Bei einem kleineren Wahllokal in einer anderen Ecke Brooklyns habe ich mir gerade einen Kaffee geholt und mache mir Notizen, als mir aus den Augenwinkeln ein Mann auffällt. Mit nassem Haar geht kein anderer als Schauspieler Adam Driver (bekannt aus „Star Wars“) an mir vorbei ins Wahllokal.
War er das gerade wirklich? Eine schnelle Google-Suche zeigt, dass Driver tatsächlich in Brooklyn wohnt. Er muss es also sein. Ich habe keine Zeit für weitere Gedankenspiele, da er in diesem Moment das Wahllokal schon wieder verlässt. Also Zugriff. „Excuse me, are you Adam?“, frage ich etwas schüchtern. Er bejaht lachend meine Frage. Ich stelle mich als Reporterin aus Deutschland vor, und wir sprechen kurz über die Wahl. Für wen er gerade gestimmt hat, will Driver nicht verraten. Aber er sei „sehr positiv“ gestimmt, was das Ergebnis angehe. Und am Ende bekomme ich noch ein schnelles Selfie – für unseren US-Wahl-Liveblog versteht sich.

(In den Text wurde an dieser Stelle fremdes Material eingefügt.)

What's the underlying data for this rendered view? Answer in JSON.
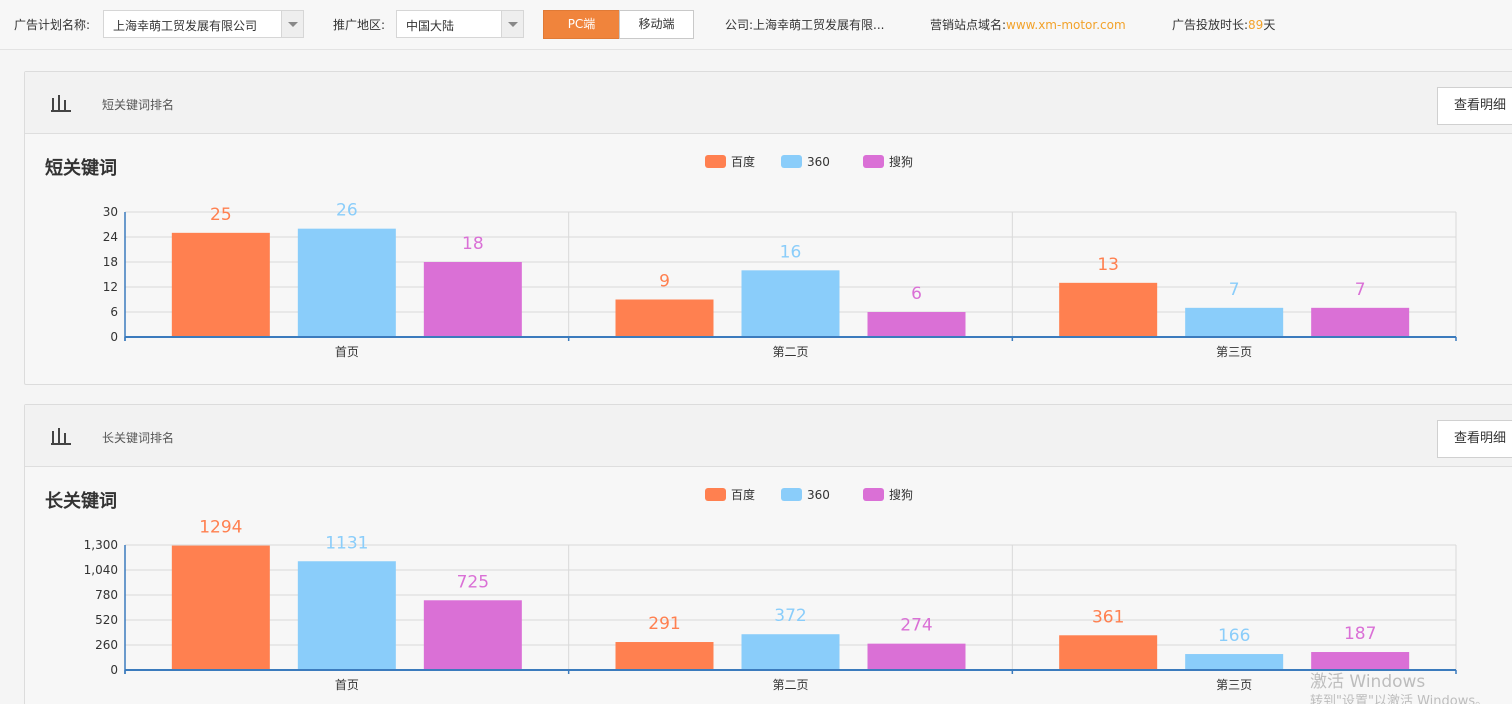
{
  "topbar": {
    "plan_label": "广告计划名称:",
    "plan_value": "上海幸萌工贸发展有限公司",
    "region_label": "推广地区:",
    "region_value": "中国大陆",
    "pc_label": "PC端",
    "mobile_label": "移动端",
    "company_label": "公司:",
    "company_value": "上海幸萌工贸发展有限...",
    "domain_label": "营销站点域名:",
    "domain_value": "www.xm-motor.com",
    "duration_label": "广告投放时长:",
    "duration_value": "89",
    "duration_unit": "天"
  },
  "panels": [
    {
      "header_title": "短关键词排名",
      "detail_label": "查看明细"
    },
    {
      "header_title": "长关键词排名",
      "detail_label": "查看明细"
    }
  ],
  "colors": {
    "baidu": "#ff8050",
    "s360": "#8acdfa",
    "sougou": "#da70d6",
    "accent": "#f0843c"
  },
  "chart_data": [
    {
      "type": "bar",
      "title": "短关键词",
      "categories": [
        "首页",
        "第二页",
        "第三页"
      ],
      "series": [
        {
          "name": "百度",
          "color": "#ff8050",
          "values": [
            25,
            9,
            13
          ]
        },
        {
          "name": "360",
          "color": "#8acdfa",
          "values": [
            26,
            16,
            7
          ]
        },
        {
          "name": "搜狗",
          "color": "#da70d6",
          "values": [
            18,
            6,
            7
          ]
        }
      ],
      "yticks": [
        0,
        6,
        12,
        18,
        24,
        30
      ],
      "ytick_labels": [
        "0",
        "6",
        "12",
        "18",
        "24",
        "30"
      ],
      "ylim": [
        0,
        30
      ],
      "legend": "top-center",
      "grid": true
    },
    {
      "type": "bar",
      "title": "长关键词",
      "categories": [
        "首页",
        "第二页",
        "第三页"
      ],
      "series": [
        {
          "name": "百度",
          "color": "#ff8050",
          "values": [
            1294,
            291,
            361
          ]
        },
        {
          "name": "360",
          "color": "#8acdfa",
          "values": [
            1131,
            372,
            166
          ]
        },
        {
          "name": "搜狗",
          "color": "#da70d6",
          "values": [
            725,
            274,
            187
          ]
        }
      ],
      "yticks": [
        0,
        260,
        520,
        780,
        1040,
        1300
      ],
      "ytick_labels": [
        "0",
        "260",
        "520",
        "780",
        "1,040",
        "1,300"
      ],
      "ylim": [
        0,
        1300
      ],
      "legend": "top-center",
      "grid": true
    }
  ],
  "watermark": {
    "line1": "激活 Windows",
    "line2": "转到\"设置\"以激活 Windows。"
  }
}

Eine strahlende Reporterin und Schauspielstar Adam Driver (r.)
© Leonie Scheuble
Ganz New York ist demokratisch? Nein!
Beseelt von meinem Reporterglück zum ersten Mal einen Hollywoodstar getroffen zu haben (und dazu noch so einen netten), mache ich mich auf den Weg nach Manhattan. Im vergoldeten Trump Tower haben sich Rolando und Anna García gerade mit Fanartikeln eingedeckt. Beide tragen USA-Pullis. Das Paar aus Florida hofft auf einen „Too big to rig“-Sieg ihres Favoriten. „Nur Trump kann unser Land retten“, meint Rolando.

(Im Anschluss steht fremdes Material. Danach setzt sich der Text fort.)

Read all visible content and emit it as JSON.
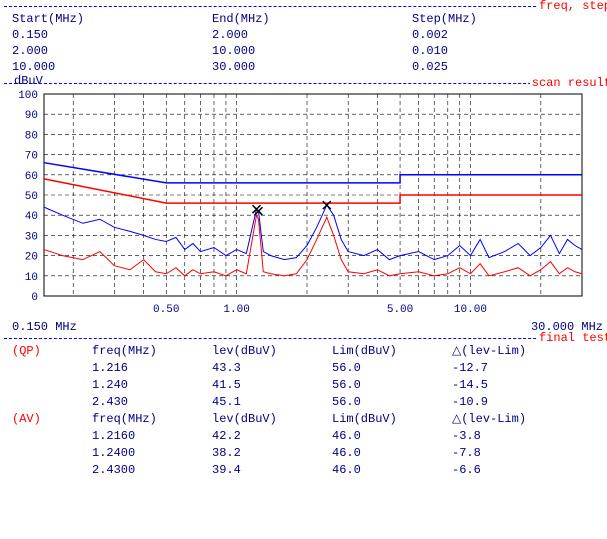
{
  "font": {
    "family": "Courier New",
    "size_pt": 10
  },
  "colors": {
    "text": "#000080",
    "accent": "#ff0000",
    "dash": "#0000ff",
    "grid": "#000000",
    "border": "#000000",
    "series1": "#0000ff",
    "series2": "#ff0000",
    "marker": "#000000",
    "background": "#ffffff"
  },
  "sections": {
    "freq_step": {
      "label": "freq, step",
      "headers": [
        "Start(MHz)",
        "End(MHz)",
        "Step(MHz)"
      ],
      "rows": [
        [
          "0.150",
          "2.000",
          "0.002"
        ],
        [
          "2.000",
          "10.000",
          "0.010"
        ],
        [
          "10.000",
          "30.000",
          "0.025"
        ]
      ]
    },
    "scan_result": {
      "label": "scan result"
    },
    "final_test": {
      "label": "final test"
    }
  },
  "chart": {
    "type": "line",
    "ylabel": "dBuV",
    "ylim": [
      0,
      100
    ],
    "ytick_step": 10,
    "yticks": [
      0,
      10,
      20,
      30,
      40,
      50,
      60,
      70,
      80,
      90,
      100
    ],
    "xscale": "log",
    "xlim": [
      0.15,
      30.0
    ],
    "xticks": [
      0.5,
      1.0,
      5.0,
      10.0
    ],
    "xtick_labels": [
      "0.50",
      "1.00",
      "5.00",
      "10.00"
    ],
    "range_labels": {
      "left": "0.150 MHz",
      "right": "30.000 MHz"
    },
    "grid": {
      "style": "dashed",
      "color": "#000000"
    },
    "limit1": {
      "color": "#0000ff",
      "width": 1.5,
      "points": [
        [
          0.15,
          66
        ],
        [
          0.5,
          56
        ],
        [
          5.0,
          56
        ],
        [
          5.0,
          60
        ],
        [
          30.0,
          60
        ]
      ]
    },
    "limit2": {
      "color": "#ff0000",
      "width": 1.5,
      "points": [
        [
          0.15,
          58
        ],
        [
          0.5,
          46
        ],
        [
          5.0,
          46
        ],
        [
          5.0,
          50
        ],
        [
          30.0,
          50
        ]
      ]
    },
    "series1": {
      "color": "#0000ff",
      "width": 1,
      "points": [
        [
          0.15,
          44
        ],
        [
          0.18,
          40
        ],
        [
          0.22,
          36
        ],
        [
          0.26,
          38
        ],
        [
          0.3,
          34
        ],
        [
          0.35,
          32
        ],
        [
          0.4,
          30
        ],
        [
          0.45,
          28
        ],
        [
          0.5,
          27
        ],
        [
          0.55,
          29
        ],
        [
          0.6,
          23
        ],
        [
          0.65,
          26
        ],
        [
          0.7,
          22
        ],
        [
          0.8,
          24
        ],
        [
          0.9,
          20
        ],
        [
          1.0,
          23
        ],
        [
          1.1,
          21
        ],
        [
          1.216,
          43
        ],
        [
          1.24,
          42
        ],
        [
          1.3,
          22
        ],
        [
          1.4,
          20
        ],
        [
          1.6,
          18
        ],
        [
          1.8,
          19
        ],
        [
          2.0,
          25
        ],
        [
          2.2,
          34
        ],
        [
          2.43,
          45
        ],
        [
          2.6,
          40
        ],
        [
          2.8,
          28
        ],
        [
          3.0,
          22
        ],
        [
          3.5,
          20
        ],
        [
          4.0,
          23
        ],
        [
          4.5,
          18
        ],
        [
          5.0,
          20
        ],
        [
          6.0,
          22
        ],
        [
          7.0,
          18
        ],
        [
          8.0,
          20
        ],
        [
          9.0,
          25
        ],
        [
          10.0,
          20
        ],
        [
          11.0,
          28
        ],
        [
          12.0,
          19
        ],
        [
          14.0,
          22
        ],
        [
          16.0,
          26
        ],
        [
          18.0,
          20
        ],
        [
          20.0,
          24
        ],
        [
          22.0,
          30
        ],
        [
          24.0,
          21
        ],
        [
          26.0,
          28
        ],
        [
          28.0,
          25
        ],
        [
          30.0,
          23
        ]
      ]
    },
    "series2": {
      "color": "#ff0000",
      "width": 1,
      "points": [
        [
          0.15,
          23
        ],
        [
          0.18,
          20
        ],
        [
          0.22,
          18
        ],
        [
          0.26,
          22
        ],
        [
          0.3,
          15
        ],
        [
          0.35,
          13
        ],
        [
          0.4,
          18
        ],
        [
          0.45,
          12
        ],
        [
          0.5,
          11
        ],
        [
          0.55,
          14
        ],
        [
          0.6,
          10
        ],
        [
          0.65,
          13
        ],
        [
          0.7,
          11
        ],
        [
          0.8,
          12
        ],
        [
          0.9,
          10
        ],
        [
          1.0,
          13
        ],
        [
          1.1,
          11
        ],
        [
          1.216,
          40
        ],
        [
          1.24,
          38
        ],
        [
          1.3,
          12
        ],
        [
          1.4,
          11
        ],
        [
          1.6,
          10
        ],
        [
          1.8,
          11
        ],
        [
          2.0,
          18
        ],
        [
          2.2,
          28
        ],
        [
          2.43,
          39
        ],
        [
          2.6,
          30
        ],
        [
          2.8,
          18
        ],
        [
          3.0,
          12
        ],
        [
          3.5,
          11
        ],
        [
          4.0,
          13
        ],
        [
          4.5,
          10
        ],
        [
          5.0,
          11
        ],
        [
          6.0,
          12
        ],
        [
          7.0,
          10
        ],
        [
          8.0,
          11
        ],
        [
          9.0,
          14
        ],
        [
          10.0,
          11
        ],
        [
          11.0,
          16
        ],
        [
          12.0,
          10
        ],
        [
          14.0,
          12
        ],
        [
          16.0,
          14
        ],
        [
          18.0,
          10
        ],
        [
          20.0,
          13
        ],
        [
          22.0,
          17
        ],
        [
          24.0,
          11
        ],
        [
          26.0,
          14
        ],
        [
          28.0,
          12
        ],
        [
          30.0,
          11
        ]
      ]
    },
    "markers": [
      {
        "x": 1.216,
        "y": 43,
        "symbol": "x",
        "color": "#000000"
      },
      {
        "x": 1.24,
        "y": 42,
        "symbol": "x",
        "color": "#000000"
      },
      {
        "x": 2.43,
        "y": 45,
        "symbol": "x",
        "color": "#000000"
      }
    ]
  },
  "final": {
    "qp": {
      "tag": "(QP)",
      "headers": [
        "freq(MHz)",
        "lev(dBuV)",
        "Lim(dBuV)",
        "△(lev-Lim)"
      ],
      "rows": [
        [
          "1.216",
          "43.3",
          "56.0",
          "-12.7"
        ],
        [
          "1.240",
          "41.5",
          "56.0",
          "-14.5"
        ],
        [
          "2.430",
          "45.1",
          "56.0",
          "-10.9"
        ]
      ]
    },
    "av": {
      "tag": "(AV)",
      "headers": [
        "freq(MHz)",
        "lev(dBuV)",
        "Lim(dBuV)",
        "△(lev-Lim)"
      ],
      "rows": [
        [
          "1.2160",
          "42.2",
          "46.0",
          "-3.8"
        ],
        [
          "1.2400",
          "38.2",
          "46.0",
          "-7.8"
        ],
        [
          "2.4300",
          "39.4",
          "46.0",
          "-6.6"
        ]
      ]
    }
  }
}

Ein Mann mit Trump-Maske, Anzug und roter Krawatte turnt zur Belustigung der Fußgänger mitten auf der vierspurigen Straße herum, verteilt Handküsse und macht Trumps typische Tanzbewegungen nach. „I love you“, ruft eine mit Shoppingtüten beladene Frau, und schon gehört ihr der nächste Handkuss.
Stille Nacht, US-Wahl-Nacht
Den Beginn der Wahlnacht verbringe ich in einer kleinen Nachbarschaftskneipe im East Village. Seit 18 Uhr haben die Wahllokale geschlossen. Die Stimmung ist freudig gespannt, die Barkeeper haben alle Hände voll zu tun, ihre durstigen Gäste zu versorgen. Doch je später der Abend, desto spürbarer wird die Anspannung. Es läuft nicht gut für die Demokraten. In den wichtigen Swing States Georgia und North Carolina ist Trump kaum noch einzuholen. Mein Kollege Nicholas Büchse teilt uns aus Atlanta mit, dass dort die Wahlparty der Republikaner schon in vollem Gange sei. Harris einzige Hoffnung ist nun der Weg durch die sogenannte „Blue Wall“, Michigan, Wisconsin – und der wichtigste Staat von allen: Pennsylvania. Doch auch hier herrsche inzwischen Grabesstimmung bei den Demokraten, berichtet mein Kollege Jan Christoph Wiechmann aus Philadelphia.
Tareq ist erst vor ein paar Monaten aus Michigan nach New York gezogen. Seine Eltern, beide Libanesen, haben zu Hause für Trump gestimmt. Der 33-Jährige hat Angst, dass auch sein Heimatstaat – ein wichtiger Swing State – an die Republikaner gehen könnte. „Für die Menschen im Libanon und Gaza wäre das eine Katastrophe“, sagt er mir. Eine junge Frau namens Hanuki ist der Ansicht: „Wenn Harris verliert, ist sie selbst schuld.“
Gegen 23 Uhr verlassen die ersten die Bar. In Washington harrt mein Kollege Marc Etzold weiter auf der geplanten Siegesfeier von Harris aus, bis irgendwann feststeht: Die Vizepräsidentin wird nicht mehr kommen.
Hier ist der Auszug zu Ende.